Malgré des moyens militaires et financiers colossaux, les actions de contre-terrorisme américaines peinent à remporter des victoires durables dans les guerres civiles irako-syriennes. Comment expliquer cet échec ?
Bien que défaites militairement à plusieurs occasions, en 2011 en Irak puis en 2017 en Irak et Syrie, les organisations djihadistes parviennent à se maintenir, tenant en échec la politique américaine au Moyen-Orient. En mars 2019, la chute du district de Baghouz a marqué un revers majeur pour l’État islamique (EI), mais l’organisation reste extrêmement active. En 2020, elle a organisé plus de 1400 attaques recensées en Irak et a intensifié ses actions dans les zones désertiques de l’Est syrien, tant du côté du régime que dans les territoires sous contrôle des Forces démocratiques syriennes (FDS). L’EI se redéploie dans un arc de crise allant de l’Est de la région de Homs, en Syrie, jusqu’à la province irakienne de Diyala, le long de la frontière iranienne, en passant par les gouvernorats de Kirkouk et de Mossoul.
Cette incapacité du contre-terrorisme (CT) américain à venir à bout de l’EI découle de l’absence de vision politique sur long terme. Faute de relais étatiques fiables dans la région, le CT s’appuie systématiquement sur des groupes armés non étatiques pour sécuriser les territoires reconquis, ce qui crée de nombreuses contradictions. D’une part, la multiplication des groupes armés favorise une dynamique de fragmentation sécuritaire. L’impossibilité pour les États-Unis de créer des formes de coopération entre les différentes forces armées permet à l’EI de se maintenir en jouant sur les tensions politiques locales. En Irak, l’organisation utilise les divisions entre les forces kurdes, l’armée irakienne et les milices chiites pour se reformer dans les « territoires disputés » (3). En Syrie, l’EI se réimplante en raison du manque d’ancrage local des FDS, notamment à l’est de Deir ez-Zor, et mène une véritable guérilla contre l’armée syrienne, perçue comme une force d’occupation par la population. D’autre part, le recours à des forces non étatiques limite la coordination entre les programmes civils de « stabilisation » et les institutions locales.

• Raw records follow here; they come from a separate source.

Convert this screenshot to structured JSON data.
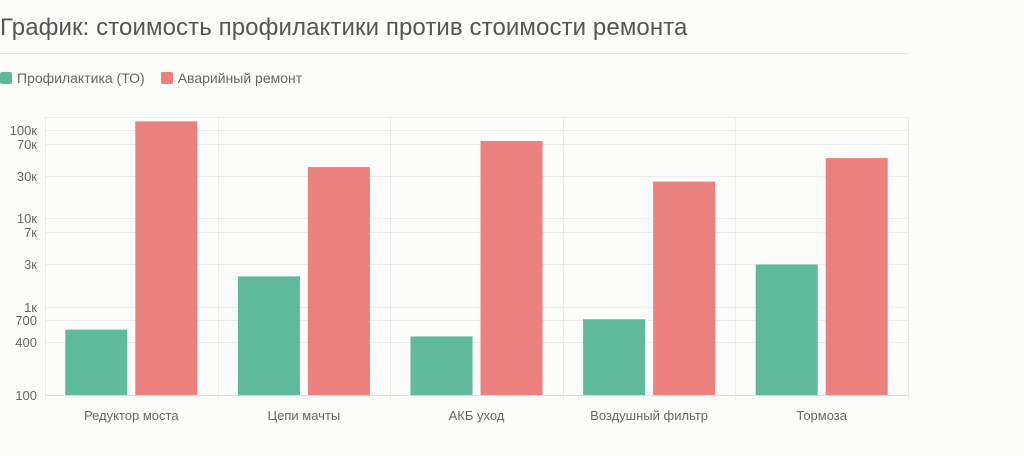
{
  "chart_data": {
    "type": "bar",
    "title": "График: стоимость профилактики против стоимости ремонта",
    "xlabel": "",
    "ylabel": "",
    "y_scale": "log",
    "ylim": [
      100,
      140000
    ],
    "y_ticks": [
      {
        "value": 100,
        "label": "100"
      },
      {
        "value": 400,
        "label": "400"
      },
      {
        "value": 700,
        "label": "700"
      },
      {
        "value": 1000,
        "label": "1к"
      },
      {
        "value": 3000,
        "label": "3к"
      },
      {
        "value": 7000,
        "label": "7к"
      },
      {
        "value": 10000,
        "label": "10к"
      },
      {
        "value": 30000,
        "label": "30к"
      },
      {
        "value": 70000,
        "label": "70к"
      },
      {
        "value": 100000,
        "label": "100к"
      }
    ],
    "categories": [
      "Редуктор моста",
      "Цепи мачты",
      "АКБ уход",
      "Воздушный фильтр",
      "Тормоза"
    ],
    "series": [
      {
        "name": "Профилактика (ТО)",
        "color": "#5fba9c",
        "values": [
          550,
          2200,
          460,
          720,
          3000
        ]
      },
      {
        "name": "Аварийный ремонт",
        "color": "#eb807f",
        "values": [
          125000,
          38000,
          75000,
          26000,
          48000
        ]
      }
    ],
    "grid": true,
    "legend": "top-left"
  }
}
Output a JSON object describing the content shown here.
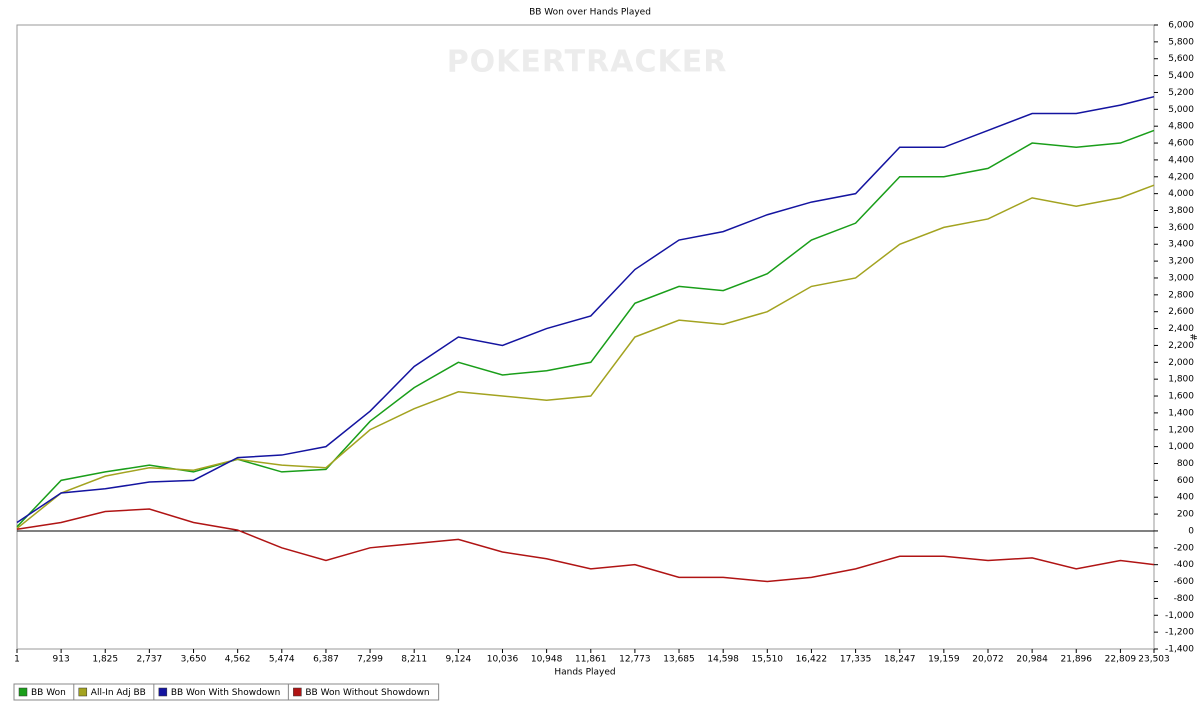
{
  "chart_data": {
    "type": "line",
    "title": "BB Won over Hands Played",
    "watermark": "POKERTRACKER",
    "x_label": "Hands Played",
    "y_label": "#",
    "legend": "bottom-left",
    "grid": false,
    "y_axis_side": "right",
    "x": [
      1,
      913,
      1825,
      2737,
      3650,
      4562,
      5474,
      6387,
      7299,
      8211,
      9124,
      10036,
      10948,
      11861,
      12773,
      13685,
      14598,
      15510,
      16422,
      17335,
      18247,
      19159,
      20072,
      20984,
      21896,
      22809,
      23503
    ],
    "xlim": [
      1,
      23503
    ],
    "xticks": [
      1,
      913,
      {
        "value": 1825,
        "label": "1,825"
      },
      {
        "value": 2737,
        "label": "2,737"
      },
      {
        "value": 3650,
        "label": "3,650"
      },
      {
        "value": 4562,
        "label": "4,562"
      },
      {
        "value": 5474,
        "label": "5,474"
      },
      {
        "value": 6387,
        "label": "6,387"
      },
      {
        "value": 7299,
        "label": "7,299"
      },
      {
        "value": 8211,
        "label": "8,211"
      },
      {
        "value": 9124,
        "label": "9,124"
      },
      {
        "value": 10036,
        "label": "10,036"
      },
      {
        "value": 10948,
        "label": "10,948"
      },
      {
        "value": 11861,
        "label": "11,861"
      },
      {
        "value": 12773,
        "label": "12,773"
      },
      {
        "value": 13685,
        "label": "13,685"
      },
      {
        "value": 14598,
        "label": "14,598"
      },
      {
        "value": 15510,
        "label": "15,510"
      },
      {
        "value": 16422,
        "label": "16,422"
      },
      {
        "value": 17335,
        "label": "17,335"
      },
      {
        "value": 18247,
        "label": "18,247"
      },
      {
        "value": 19159,
        "label": "19,159"
      },
      {
        "value": 20072,
        "label": "20,072"
      },
      {
        "value": 20984,
        "label": "20,984"
      },
      {
        "value": 21896,
        "label": "21,896"
      },
      {
        "value": 22809,
        "label": "22,809"
      },
      {
        "value": 23503,
        "label": "23,503"
      }
    ],
    "ylim": [
      -1400,
      6000
    ],
    "yticks": [
      {
        "value": -1400,
        "label": "-1,400"
      },
      {
        "value": -1200,
        "label": "-1,200"
      },
      {
        "value": -1000,
        "label": "-1,000"
      },
      -800,
      -600,
      -400,
      -200,
      0,
      200,
      400,
      600,
      800,
      {
        "value": 1000,
        "label": "1,000"
      },
      {
        "value": 1200,
        "label": "1,200"
      },
      {
        "value": 1400,
        "label": "1,400"
      },
      {
        "value": 1600,
        "label": "1,600"
      },
      {
        "value": 1800,
        "label": "1,800"
      },
      {
        "value": 2000,
        "label": "2,000"
      },
      {
        "value": 2200,
        "label": "2,200"
      },
      {
        "value": 2400,
        "label": "2,400"
      },
      {
        "value": 2600,
        "label": "2,600"
      },
      {
        "value": 2800,
        "label": "2,800"
      },
      {
        "value": 3000,
        "label": "3,000"
      },
      {
        "value": 3200,
        "label": "3,200"
      },
      {
        "value": 3400,
        "label": "3,400"
      },
      {
        "value": 3600,
        "label": "3,600"
      },
      {
        "value": 3800,
        "label": "3,800"
      },
      {
        "value": 4000,
        "label": "4,000"
      },
      {
        "value": 4200,
        "label": "4,200"
      },
      {
        "value": 4400,
        "label": "4,400"
      },
      {
        "value": 4600,
        "label": "4,600"
      },
      {
        "value": 4800,
        "label": "4,800"
      },
      {
        "value": 5000,
        "label": "5,000"
      },
      {
        "value": 5200,
        "label": "5,200"
      },
      {
        "value": 5400,
        "label": "5,400"
      },
      {
        "value": 5600,
        "label": "5,600"
      },
      {
        "value": 5800,
        "label": "5,800"
      },
      {
        "value": 6000,
        "label": "6,000"
      }
    ],
    "series": [
      {
        "name": "BB Won",
        "color": "#1a9e1a",
        "values": [
          50,
          600,
          700,
          780,
          700,
          850,
          700,
          730,
          1300,
          1700,
          2000,
          1850,
          1900,
          2000,
          2700,
          2900,
          2850,
          3050,
          3450,
          3650,
          4200,
          4200,
          4300,
          4600,
          4550,
          4600,
          4750
        ]
      },
      {
        "name": "All-In Adj BB",
        "color": "#a3a320",
        "values": [
          30,
          450,
          650,
          750,
          720,
          850,
          780,
          750,
          1200,
          1450,
          1650,
          1600,
          1550,
          1600,
          2300,
          2500,
          2450,
          2600,
          2900,
          3000,
          3400,
          3600,
          3700,
          3950,
          3850,
          3950,
          4100
        ]
      },
      {
        "name": "BB Won With Showdown",
        "color": "#1414a0",
        "values": [
          100,
          450,
          500,
          580,
          600,
          870,
          900,
          1000,
          1420,
          1950,
          2300,
          2200,
          2400,
          2550,
          3100,
          3450,
          3550,
          3750,
          3900,
          4000,
          4550,
          4550,
          4750,
          4950,
          4950,
          5050,
          5150
        ]
      },
      {
        "name": "BB Won Without Showdown",
        "color": "#b01414",
        "values": [
          20,
          100,
          230,
          260,
          100,
          10,
          -200,
          -350,
          -200,
          -150,
          -100,
          -250,
          -330,
          -450,
          -400,
          -550,
          -550,
          -600,
          -550,
          -450,
          -300,
          -300,
          -350,
          -320,
          -450,
          -350,
          -400
        ]
      }
    ]
  }
}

L’aide aux populations reste relativement faible, comme en Syrie où la présence des cadres du PKK empêche un soutien politique et financier direct.
Le contexte actuel rappelle ainsi celui de 2011 en Irak, lorsque les succès tactiques des forces américaines contre Al-Qaïda-Irak s’étaient révélés sans lendemains. La recrudescence actuelle de l’EI remet en cause le fonctionnement même du CT et les effets qu’il produit sur les sociétés visées.
Du contre-terrorisme (CT) sans stratégie politique
L’absence de vision politique, caractéristique de la mise en place des opérations de CT, empêche toute consolidation des acquis par une stratégie de long terme permettant de stabiliser les territoires reconquis. Paradoxalement, alors que les guerres d’Irak et de Syrie ont été des laboratoires pour les forces spéciales américaines — en témoignent la vaste littérature et le foisonnement des doctrines de guerre asymétrique qui accompagnent des opérations de plus en plus techniques —, leurs opérations reproduisent les archétypes d’interventions incapables de gérer l’après-conflit : le CT génère sans cesse de nouveaux foyers de tensions.
En 2003, l’intervention en Irak commence par une série d’erreurs qui privent les États-Unis de structures militaires et administratives capables de gouverner le pays. L’absence de projets politiques autres que la chute du régime de Saddam Hussein, la dissolution de l’armée irakienne suivie des lois de débaathification désorganisent l’État irakien et enlisent la force occupante dans une guerre civile coûteuse. Le CT s’impose comme l’ultime recours pour apaiser le conflit en jouant sur les tensions ethniques et religieuses. Débordées par l’insurrection irakienne et la guerre civile entre factions chiites, les forces américaines délèguent la gestion de territoires à différents partis ethno-confessionnels. Cette approche de la société irakienne par l’identitaire renforce le conflit communautaire dans un pays déjà durement éprouvé par les répressions et génocides du parti Baath. Le CT a pour effet de stigmatiser comme « terroristes » les populations arabes sunnites ou chiites des zones défavorisées. Un cercle vicieux s’ensuit où chaque opération de CT pousse la population civile dans les bras de l’insurrection. Ce cycle de violence projette l’armée américaine dans un jeu au coup par coup qui empêche toute perspective de stabilisation sur la durée.